Les médecins la repoussèrent avec véhémence, comme ils auraient fait avec un chien un peu trop hargneux auquel ils auraient donné un coup de pied pour se défendre. Elle laissa échapper un sanglot avant de s'effondrer sur le sol. Un infirmier lui prit le bras et lui administra un calmant tout en l'éloignant d'ici.
Ici c'était la chambre 304, chambre dans laquelle pourrissait son frère depuis le printemps dernier. Elle venait le voir tout les jours, sans exceptions, pour sentir son odeur, pour caresser son bras, pour ne pas oublier. Ne pas oublier le bleu océan de ses yeux, sa mèche rebelle qui lui cachait le front, sa tâche de naissance dissimulée derrière sa nuque ; tant de petits détails qui la raccrochait à l'illusion d'un frère encore présent, d'un frère encore vivant. Pourtant celui-ci était inanimé, le teint blafard, le regard vide, les joues creuses. État végétatif : voilà ce qui le définissait actuellement ; végétatif car comme tous les végétaux il était dépossédé de vie intellectuelle et n'évoquait que la vie végétale, c'est-à-dire une vie dépourvue d'action.

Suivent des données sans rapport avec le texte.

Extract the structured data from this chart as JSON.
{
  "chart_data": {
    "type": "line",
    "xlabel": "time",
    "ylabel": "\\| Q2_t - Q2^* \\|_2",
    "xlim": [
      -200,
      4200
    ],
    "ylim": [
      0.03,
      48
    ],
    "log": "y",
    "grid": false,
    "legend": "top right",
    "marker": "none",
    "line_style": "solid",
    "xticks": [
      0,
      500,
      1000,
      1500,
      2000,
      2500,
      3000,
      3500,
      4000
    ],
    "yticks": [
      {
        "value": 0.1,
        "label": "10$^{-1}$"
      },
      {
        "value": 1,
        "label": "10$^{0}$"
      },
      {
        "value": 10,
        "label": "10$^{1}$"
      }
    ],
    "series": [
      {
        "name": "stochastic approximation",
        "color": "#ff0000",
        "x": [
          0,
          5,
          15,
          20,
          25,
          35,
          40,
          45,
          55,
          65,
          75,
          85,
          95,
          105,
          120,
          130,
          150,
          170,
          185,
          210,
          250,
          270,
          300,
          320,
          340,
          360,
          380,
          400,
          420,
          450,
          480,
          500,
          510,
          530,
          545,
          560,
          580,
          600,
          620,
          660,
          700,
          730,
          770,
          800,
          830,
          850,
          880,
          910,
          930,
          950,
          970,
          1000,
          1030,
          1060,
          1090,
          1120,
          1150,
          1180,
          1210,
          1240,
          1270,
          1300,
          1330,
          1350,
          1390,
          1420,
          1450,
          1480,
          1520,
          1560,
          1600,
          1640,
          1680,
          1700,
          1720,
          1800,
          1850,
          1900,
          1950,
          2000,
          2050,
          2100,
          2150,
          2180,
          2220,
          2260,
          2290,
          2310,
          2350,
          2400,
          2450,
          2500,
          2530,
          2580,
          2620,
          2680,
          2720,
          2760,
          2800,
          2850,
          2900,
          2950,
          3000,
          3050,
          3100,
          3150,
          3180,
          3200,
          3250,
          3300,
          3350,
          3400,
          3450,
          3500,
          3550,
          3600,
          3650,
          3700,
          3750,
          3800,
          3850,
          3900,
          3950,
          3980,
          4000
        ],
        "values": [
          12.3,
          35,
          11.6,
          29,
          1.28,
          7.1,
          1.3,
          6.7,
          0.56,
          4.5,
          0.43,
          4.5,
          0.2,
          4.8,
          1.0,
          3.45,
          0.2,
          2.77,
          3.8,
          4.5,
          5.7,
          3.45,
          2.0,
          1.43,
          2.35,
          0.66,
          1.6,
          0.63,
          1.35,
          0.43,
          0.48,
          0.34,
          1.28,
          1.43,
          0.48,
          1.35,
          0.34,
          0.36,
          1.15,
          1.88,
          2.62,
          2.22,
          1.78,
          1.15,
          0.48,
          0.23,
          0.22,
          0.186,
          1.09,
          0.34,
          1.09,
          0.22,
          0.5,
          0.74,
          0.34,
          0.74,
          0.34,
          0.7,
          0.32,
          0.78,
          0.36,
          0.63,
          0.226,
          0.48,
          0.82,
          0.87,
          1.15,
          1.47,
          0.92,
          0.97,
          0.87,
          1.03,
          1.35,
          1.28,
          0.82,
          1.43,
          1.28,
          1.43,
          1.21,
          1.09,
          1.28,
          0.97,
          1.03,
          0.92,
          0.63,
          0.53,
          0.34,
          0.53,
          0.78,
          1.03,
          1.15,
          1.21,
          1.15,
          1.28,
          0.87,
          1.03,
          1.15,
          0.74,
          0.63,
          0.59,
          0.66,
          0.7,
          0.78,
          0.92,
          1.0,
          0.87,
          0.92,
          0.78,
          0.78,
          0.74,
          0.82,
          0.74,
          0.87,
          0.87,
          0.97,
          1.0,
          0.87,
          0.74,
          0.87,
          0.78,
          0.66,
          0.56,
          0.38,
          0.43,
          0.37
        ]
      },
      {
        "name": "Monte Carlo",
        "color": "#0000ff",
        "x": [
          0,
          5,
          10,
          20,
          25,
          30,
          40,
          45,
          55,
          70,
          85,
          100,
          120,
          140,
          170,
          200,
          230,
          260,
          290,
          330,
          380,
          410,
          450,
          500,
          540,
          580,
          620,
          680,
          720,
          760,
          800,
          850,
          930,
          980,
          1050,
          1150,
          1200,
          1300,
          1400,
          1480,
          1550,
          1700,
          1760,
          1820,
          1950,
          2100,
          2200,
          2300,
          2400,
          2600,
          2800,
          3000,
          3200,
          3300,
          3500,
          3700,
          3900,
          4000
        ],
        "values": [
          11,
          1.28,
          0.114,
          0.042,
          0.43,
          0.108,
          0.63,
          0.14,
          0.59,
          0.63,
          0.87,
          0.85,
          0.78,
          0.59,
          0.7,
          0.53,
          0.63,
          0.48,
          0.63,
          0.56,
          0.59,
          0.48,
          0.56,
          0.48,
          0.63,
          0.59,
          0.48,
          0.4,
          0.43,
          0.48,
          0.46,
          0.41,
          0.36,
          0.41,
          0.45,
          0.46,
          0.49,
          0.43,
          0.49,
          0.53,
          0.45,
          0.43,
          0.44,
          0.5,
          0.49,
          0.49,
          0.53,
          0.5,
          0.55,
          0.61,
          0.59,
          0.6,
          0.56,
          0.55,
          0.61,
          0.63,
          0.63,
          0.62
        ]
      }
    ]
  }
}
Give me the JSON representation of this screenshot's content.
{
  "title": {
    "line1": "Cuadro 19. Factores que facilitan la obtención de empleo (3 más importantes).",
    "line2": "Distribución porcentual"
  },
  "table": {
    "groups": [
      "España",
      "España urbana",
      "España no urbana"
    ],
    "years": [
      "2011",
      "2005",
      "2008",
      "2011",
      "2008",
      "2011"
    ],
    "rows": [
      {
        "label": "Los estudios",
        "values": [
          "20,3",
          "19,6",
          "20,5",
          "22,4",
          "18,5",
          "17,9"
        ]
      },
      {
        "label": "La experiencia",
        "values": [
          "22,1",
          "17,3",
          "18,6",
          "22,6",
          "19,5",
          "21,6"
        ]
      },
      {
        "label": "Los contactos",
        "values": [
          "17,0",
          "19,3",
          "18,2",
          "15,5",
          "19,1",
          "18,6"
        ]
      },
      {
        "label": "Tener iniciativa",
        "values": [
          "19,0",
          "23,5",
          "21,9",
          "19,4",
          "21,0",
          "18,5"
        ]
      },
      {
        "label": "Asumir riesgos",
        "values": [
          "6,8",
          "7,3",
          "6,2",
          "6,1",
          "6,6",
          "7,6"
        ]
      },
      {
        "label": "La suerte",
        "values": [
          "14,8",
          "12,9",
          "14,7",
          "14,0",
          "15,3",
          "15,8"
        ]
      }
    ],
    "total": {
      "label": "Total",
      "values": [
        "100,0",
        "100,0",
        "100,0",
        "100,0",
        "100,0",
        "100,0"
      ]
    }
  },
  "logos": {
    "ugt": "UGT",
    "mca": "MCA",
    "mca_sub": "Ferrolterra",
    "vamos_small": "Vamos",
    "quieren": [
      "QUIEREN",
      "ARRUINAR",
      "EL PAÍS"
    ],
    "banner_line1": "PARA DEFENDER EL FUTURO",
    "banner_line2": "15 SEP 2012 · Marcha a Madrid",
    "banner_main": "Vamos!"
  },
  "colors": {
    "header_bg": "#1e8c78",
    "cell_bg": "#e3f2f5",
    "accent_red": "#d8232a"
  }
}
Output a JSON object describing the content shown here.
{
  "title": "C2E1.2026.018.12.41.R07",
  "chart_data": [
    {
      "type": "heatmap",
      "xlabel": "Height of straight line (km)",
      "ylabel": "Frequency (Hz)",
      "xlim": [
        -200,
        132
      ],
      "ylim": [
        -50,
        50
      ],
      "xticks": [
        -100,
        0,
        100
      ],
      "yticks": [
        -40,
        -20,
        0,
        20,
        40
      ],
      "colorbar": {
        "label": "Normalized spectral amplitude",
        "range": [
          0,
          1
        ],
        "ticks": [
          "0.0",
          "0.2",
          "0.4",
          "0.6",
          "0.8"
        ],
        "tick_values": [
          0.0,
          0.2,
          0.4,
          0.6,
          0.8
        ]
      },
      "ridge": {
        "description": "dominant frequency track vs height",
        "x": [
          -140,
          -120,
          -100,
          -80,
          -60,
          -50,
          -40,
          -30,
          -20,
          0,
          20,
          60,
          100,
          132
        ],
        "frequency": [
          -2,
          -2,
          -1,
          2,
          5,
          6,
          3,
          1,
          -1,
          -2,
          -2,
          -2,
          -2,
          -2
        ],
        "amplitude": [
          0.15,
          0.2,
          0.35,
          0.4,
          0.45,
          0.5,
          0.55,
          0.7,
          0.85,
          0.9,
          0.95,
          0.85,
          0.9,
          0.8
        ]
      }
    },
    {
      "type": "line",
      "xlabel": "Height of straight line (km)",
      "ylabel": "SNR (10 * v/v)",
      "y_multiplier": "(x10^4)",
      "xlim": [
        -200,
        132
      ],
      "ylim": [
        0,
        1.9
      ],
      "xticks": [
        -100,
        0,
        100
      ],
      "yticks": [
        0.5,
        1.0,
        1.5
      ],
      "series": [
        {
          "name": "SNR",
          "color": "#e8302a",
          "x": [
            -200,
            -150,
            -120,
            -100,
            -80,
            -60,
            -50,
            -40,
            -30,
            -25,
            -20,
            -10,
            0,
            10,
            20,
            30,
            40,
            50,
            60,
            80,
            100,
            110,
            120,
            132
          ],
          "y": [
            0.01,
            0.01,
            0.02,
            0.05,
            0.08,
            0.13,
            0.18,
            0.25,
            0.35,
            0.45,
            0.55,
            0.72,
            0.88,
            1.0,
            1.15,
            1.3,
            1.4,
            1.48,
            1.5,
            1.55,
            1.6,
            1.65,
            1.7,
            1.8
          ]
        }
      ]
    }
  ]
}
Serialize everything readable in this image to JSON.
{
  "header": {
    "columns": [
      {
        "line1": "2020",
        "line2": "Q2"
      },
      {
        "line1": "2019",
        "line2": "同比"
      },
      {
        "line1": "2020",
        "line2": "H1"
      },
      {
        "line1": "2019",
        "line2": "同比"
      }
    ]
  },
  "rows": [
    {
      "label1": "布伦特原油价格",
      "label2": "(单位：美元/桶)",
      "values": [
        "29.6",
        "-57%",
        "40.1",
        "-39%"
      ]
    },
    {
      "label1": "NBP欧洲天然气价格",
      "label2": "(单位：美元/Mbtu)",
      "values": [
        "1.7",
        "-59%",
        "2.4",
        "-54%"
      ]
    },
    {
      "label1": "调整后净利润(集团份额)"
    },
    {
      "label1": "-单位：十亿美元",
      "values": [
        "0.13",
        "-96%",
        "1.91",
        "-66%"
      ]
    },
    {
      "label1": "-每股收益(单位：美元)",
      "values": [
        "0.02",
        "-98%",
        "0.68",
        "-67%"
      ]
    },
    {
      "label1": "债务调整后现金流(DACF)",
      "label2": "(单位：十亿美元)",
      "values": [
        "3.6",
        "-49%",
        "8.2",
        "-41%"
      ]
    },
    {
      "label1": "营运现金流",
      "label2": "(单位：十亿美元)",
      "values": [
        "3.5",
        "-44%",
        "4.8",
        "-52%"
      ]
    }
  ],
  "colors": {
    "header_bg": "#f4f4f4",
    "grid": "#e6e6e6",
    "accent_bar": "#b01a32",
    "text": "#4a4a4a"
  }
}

Elle n'arrivait pas à accepter la situation. Elle avait fini par comprendre et réaliser ce qui était arrivé à son frère mais elle ne s'était jamais habitué à le voir comme ça. D'un autre côté, peut-on s'habituer à l'idée que son frère est désormais un légume ? Peut-on s'habituer à la réalité suivante : celle d'un frère mort.